The Importance of Sleep On Brain Health

If you want to improve your focus, getting adequate sleep might help. Research shows that cognitive performance involving attention, processing and working memory are all sensitive to sleep duration below 7 hours a night. That’s because insufficient sleep interferes with memory, learning, attention and mood.

The Importance of Sleep For Immune Function And Overall Health

When you don’t get enough sleep, the body triggers the release of adrenaline, cortisol and other stress hormones. Over time, that can lead to the risk of cardiovascular disease. Inadequate sleep also reduces the immune response to infection by reducing cytokine production. It’s also been shown to alter blood glucose and insulin metabolism, increasing the risk of developing diabetes.
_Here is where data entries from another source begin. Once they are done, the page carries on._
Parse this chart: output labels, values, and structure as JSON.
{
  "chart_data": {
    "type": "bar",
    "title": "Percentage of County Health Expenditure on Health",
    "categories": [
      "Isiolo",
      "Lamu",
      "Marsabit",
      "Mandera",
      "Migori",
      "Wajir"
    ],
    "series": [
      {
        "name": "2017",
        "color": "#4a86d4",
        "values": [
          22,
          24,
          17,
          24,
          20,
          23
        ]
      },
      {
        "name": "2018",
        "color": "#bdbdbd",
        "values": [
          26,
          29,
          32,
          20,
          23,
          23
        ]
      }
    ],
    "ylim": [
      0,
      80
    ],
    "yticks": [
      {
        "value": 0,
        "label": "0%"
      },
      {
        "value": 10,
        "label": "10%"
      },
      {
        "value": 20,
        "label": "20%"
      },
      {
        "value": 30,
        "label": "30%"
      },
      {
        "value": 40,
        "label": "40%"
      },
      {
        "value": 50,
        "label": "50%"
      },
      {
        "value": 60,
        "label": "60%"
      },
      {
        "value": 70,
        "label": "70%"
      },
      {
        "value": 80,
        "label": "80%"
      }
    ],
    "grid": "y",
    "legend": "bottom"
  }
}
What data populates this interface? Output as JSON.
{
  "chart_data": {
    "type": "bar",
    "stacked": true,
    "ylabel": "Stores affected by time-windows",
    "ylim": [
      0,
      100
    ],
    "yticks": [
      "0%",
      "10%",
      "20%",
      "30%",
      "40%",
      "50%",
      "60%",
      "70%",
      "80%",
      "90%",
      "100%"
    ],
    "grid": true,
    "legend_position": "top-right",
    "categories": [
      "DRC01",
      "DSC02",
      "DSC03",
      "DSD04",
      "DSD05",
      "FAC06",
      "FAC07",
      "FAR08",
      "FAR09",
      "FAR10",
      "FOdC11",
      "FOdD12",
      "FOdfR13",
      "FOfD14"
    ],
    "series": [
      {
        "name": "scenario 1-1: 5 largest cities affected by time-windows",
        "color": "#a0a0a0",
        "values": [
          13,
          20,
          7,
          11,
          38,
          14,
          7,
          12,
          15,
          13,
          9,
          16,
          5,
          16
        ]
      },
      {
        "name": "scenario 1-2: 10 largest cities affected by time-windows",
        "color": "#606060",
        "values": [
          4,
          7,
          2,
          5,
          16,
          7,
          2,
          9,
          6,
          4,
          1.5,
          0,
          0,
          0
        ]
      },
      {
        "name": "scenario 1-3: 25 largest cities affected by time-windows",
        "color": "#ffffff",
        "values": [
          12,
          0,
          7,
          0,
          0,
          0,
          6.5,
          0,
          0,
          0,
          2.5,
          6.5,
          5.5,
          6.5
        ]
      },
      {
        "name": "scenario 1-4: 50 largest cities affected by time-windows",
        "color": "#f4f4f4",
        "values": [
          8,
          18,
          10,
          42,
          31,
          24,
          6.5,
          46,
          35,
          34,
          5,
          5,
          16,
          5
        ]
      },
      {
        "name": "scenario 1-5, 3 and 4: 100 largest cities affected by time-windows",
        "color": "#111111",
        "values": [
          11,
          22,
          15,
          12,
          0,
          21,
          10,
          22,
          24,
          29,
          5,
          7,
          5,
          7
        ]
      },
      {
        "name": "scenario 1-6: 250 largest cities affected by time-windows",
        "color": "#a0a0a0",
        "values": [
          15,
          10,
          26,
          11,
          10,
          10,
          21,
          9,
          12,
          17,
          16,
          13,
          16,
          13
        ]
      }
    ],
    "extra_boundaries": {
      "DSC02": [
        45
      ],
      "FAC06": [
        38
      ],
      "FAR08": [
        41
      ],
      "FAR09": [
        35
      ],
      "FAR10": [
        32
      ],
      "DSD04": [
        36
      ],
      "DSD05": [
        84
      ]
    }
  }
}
Tips To Help You Get More Sleep

Getting more sleep usually isn’t as easy as crawling into bed earlier. You’ll need to adopt some nighttime strategies and practice. Over time, you can train your mind to quiet down and begin to fall asleep easier.

To start with, create a bedtime routine. Determine a reasonable time for you to go to sleep, and stick to it. Going to bed, and waking up, at the same time each night and morning, helps to train your mind to quiet down.

Consider your sleeping arrangements, too. Make sure you have a quality mattress and a pillow that you find comfortable and try to maintain a good temperature in your bedroom. You also want to minimize any light that shines into your room.

If you struggle to fall asleep, try reading a book or trying other relaxation techniques. The National Sleep Foundation has more tips to help you fall, and stay asleep longer.

The importance of sleep shouldn’t be underestimated. If it is not there already, be sure to move sleep to the top of your priority list. If it’s not, it will be more challenging to reach your health and fitness goals.